コンセプトは“ジャズと自然”。ロンドンで注目を集める日本人ミクソロジストの店
England [London]
2025.06.30

text by Yuka Hasegawa
「ホワイトアスパラガスとグリーンピースのカクテル」(18ポンド)。旬の素材を使って、季節の機微が見事に体現されている。
バーカルチャーの発信地であり、「世界のベスト・バー50 」には毎年何軒もの店がランクインするロンドン。歴史を誇る五ツ星ホテル内のクラシックな老舗バーから、クリエイティビティあふれるミクソロジストがシェイカーを振る新進気鋭な独立系の店まで、ロンドンのバーシーンは常に多彩でエキサイティングだ。
そんな中、2025年4月上旬、日本人ミクソロジスト鳥潟彦人(とりがたげんと)氏が東ロンドンに開業した「ワルツ(Waltz)」が、メディアやバー業界の人々の熱い視線を一身に浴びている。
コンセプトは“ジャズと自然”。
「日本人であること、日本のバーテンディングの経験があることを前面に出して、ロンドンのバー市場に新しい価値を吹き込みたかった」と語る鳥潟氏。四季を通じて移り変わる自然や風景、食べ物や香りを楽しむといった、日本人が持つ季節の機微を反映し、地元イギリスやヨーロッパの旬の素材を使ってカクテルを構成しようと思ったという。特に、季節の節目を表す旧暦の言葉として日本人が元来親しんできた、「立春」や「立夏」などの二十四節気や七十二候などから、大きなインスピレーションを得ているそうだ。

例えば5月は、英国ではホワイトアスパラガスやグリーンピースが市場に出回り始める頃。
「常に素材がもつナチュラルな味わいをそのまま残すよう、どうやって仕込みをするかを考えます。季節のカクテル(写真トップ)は、ウォッカにホワイトアスパラをインフューズさせ、ガーニッシュとして新鮮な生のグリーンピースを添えました。また、自宅の近所に咲く1年のうちに2週間しか花が咲かないゴース(ハリエニシダ)の花を摘み、その香りを閉じ込めた自家製コーディアル、ラム、芋焼酎・赤霧島などを使ったカクテルは、まさに今の時期しか味わえない一杯です」
メニューには、季節のオリジナルカクテル8種の他、「マッチャ・オールド・ファッション」、個性的な日本酒と塩麹と使った「ギブソン」など、エッジを効かせたクラッシックカクテルも揃う。

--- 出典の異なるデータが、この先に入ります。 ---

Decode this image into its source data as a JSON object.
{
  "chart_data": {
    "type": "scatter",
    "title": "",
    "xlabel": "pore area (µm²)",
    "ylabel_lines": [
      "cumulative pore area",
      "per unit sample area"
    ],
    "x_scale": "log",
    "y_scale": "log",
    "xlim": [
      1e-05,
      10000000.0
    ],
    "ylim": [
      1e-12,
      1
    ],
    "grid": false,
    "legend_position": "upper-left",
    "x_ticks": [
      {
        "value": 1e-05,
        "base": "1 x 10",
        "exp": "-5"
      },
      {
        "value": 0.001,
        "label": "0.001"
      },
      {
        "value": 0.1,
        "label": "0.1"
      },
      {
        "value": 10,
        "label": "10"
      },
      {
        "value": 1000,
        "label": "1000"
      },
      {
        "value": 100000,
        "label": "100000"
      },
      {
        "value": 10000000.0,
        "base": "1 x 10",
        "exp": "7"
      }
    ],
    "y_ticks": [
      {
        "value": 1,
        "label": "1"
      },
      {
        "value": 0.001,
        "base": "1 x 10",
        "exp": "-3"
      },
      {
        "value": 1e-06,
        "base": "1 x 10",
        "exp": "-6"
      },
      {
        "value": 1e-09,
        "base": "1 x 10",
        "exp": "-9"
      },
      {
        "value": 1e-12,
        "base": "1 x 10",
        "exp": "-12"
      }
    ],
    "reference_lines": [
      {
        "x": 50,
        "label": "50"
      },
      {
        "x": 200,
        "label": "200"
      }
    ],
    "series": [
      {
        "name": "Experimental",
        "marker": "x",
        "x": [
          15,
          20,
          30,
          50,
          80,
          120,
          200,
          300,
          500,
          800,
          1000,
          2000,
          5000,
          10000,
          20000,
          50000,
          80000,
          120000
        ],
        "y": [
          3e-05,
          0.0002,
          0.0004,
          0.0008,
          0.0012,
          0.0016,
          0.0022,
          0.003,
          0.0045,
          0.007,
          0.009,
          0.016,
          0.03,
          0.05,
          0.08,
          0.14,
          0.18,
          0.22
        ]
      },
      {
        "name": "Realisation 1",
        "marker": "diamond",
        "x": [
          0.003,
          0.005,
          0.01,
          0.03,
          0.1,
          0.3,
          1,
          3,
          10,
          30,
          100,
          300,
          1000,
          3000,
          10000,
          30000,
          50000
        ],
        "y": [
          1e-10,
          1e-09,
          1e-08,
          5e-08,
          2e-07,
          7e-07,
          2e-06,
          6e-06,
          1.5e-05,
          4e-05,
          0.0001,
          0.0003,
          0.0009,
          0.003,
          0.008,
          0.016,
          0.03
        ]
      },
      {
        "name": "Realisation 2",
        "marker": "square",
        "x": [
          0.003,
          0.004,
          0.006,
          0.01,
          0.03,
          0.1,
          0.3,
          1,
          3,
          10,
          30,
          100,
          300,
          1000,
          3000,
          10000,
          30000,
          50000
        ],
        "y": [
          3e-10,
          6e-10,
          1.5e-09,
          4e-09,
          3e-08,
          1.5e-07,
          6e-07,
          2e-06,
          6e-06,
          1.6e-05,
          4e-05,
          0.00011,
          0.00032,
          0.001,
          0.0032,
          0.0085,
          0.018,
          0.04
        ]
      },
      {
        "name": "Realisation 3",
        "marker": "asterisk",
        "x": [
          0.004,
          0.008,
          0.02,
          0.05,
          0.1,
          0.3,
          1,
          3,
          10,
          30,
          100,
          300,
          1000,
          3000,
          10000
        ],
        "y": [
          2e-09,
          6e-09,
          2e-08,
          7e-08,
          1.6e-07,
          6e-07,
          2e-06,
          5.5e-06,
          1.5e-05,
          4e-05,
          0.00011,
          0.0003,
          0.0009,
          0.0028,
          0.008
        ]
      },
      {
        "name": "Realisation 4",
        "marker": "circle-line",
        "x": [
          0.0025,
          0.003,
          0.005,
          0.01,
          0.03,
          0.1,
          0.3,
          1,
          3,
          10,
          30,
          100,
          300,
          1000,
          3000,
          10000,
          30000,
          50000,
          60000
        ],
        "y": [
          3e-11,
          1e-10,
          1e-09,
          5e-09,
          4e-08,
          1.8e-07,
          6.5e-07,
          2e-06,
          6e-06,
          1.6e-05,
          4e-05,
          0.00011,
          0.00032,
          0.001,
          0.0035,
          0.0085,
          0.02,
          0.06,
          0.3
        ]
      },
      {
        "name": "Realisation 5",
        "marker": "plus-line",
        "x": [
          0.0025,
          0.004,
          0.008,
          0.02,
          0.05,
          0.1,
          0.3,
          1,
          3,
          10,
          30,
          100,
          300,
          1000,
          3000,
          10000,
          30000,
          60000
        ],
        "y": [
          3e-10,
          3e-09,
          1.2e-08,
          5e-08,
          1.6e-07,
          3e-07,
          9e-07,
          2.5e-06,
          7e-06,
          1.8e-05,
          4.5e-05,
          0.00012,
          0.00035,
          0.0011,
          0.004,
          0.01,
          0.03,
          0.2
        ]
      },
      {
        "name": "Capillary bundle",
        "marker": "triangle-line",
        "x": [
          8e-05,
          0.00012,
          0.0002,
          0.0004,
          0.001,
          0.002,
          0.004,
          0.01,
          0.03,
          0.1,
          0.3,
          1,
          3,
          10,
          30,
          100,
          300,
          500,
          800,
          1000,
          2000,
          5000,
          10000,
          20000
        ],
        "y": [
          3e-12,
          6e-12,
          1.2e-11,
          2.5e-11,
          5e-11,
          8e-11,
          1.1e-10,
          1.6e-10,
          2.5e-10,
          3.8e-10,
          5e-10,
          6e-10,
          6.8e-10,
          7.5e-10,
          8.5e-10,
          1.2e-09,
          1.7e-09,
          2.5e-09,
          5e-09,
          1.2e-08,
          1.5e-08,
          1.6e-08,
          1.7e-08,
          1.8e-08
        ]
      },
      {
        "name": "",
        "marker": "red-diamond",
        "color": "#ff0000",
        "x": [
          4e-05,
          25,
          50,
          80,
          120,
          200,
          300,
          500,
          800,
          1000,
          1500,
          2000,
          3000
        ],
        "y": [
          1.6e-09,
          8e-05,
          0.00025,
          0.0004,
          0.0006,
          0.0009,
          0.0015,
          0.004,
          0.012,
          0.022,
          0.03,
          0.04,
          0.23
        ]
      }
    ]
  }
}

大学時代からジャズをこよなく愛しているという、鳥潟氏。店の名前は、氏がジャズの世界に興味を持つきっかけとなったビル・エバンスの「ワルツ・フォー・デビイ」から。楡の木を使った、全長8メートルのバーの奥に鎮座するスピーカーから流れる、奥深いジャズの音色が店内に広がる。
「ジャズの“インプロヴィゼーション(即興演奏)”は、カクテルバーに通じるものがあると思います。同じ素材を使って同じようにカクテルを作っても、カウンター越しのバーテンダーとの会話などにより、お客さんがバーで過ごす時間や空間が、その時々で変わってくる」
開業から2カ月、夕方の5時のオープン時間には、入店を待つ行列ができるという。まさにロンドンの知る人ぞ知るホットスポットだ。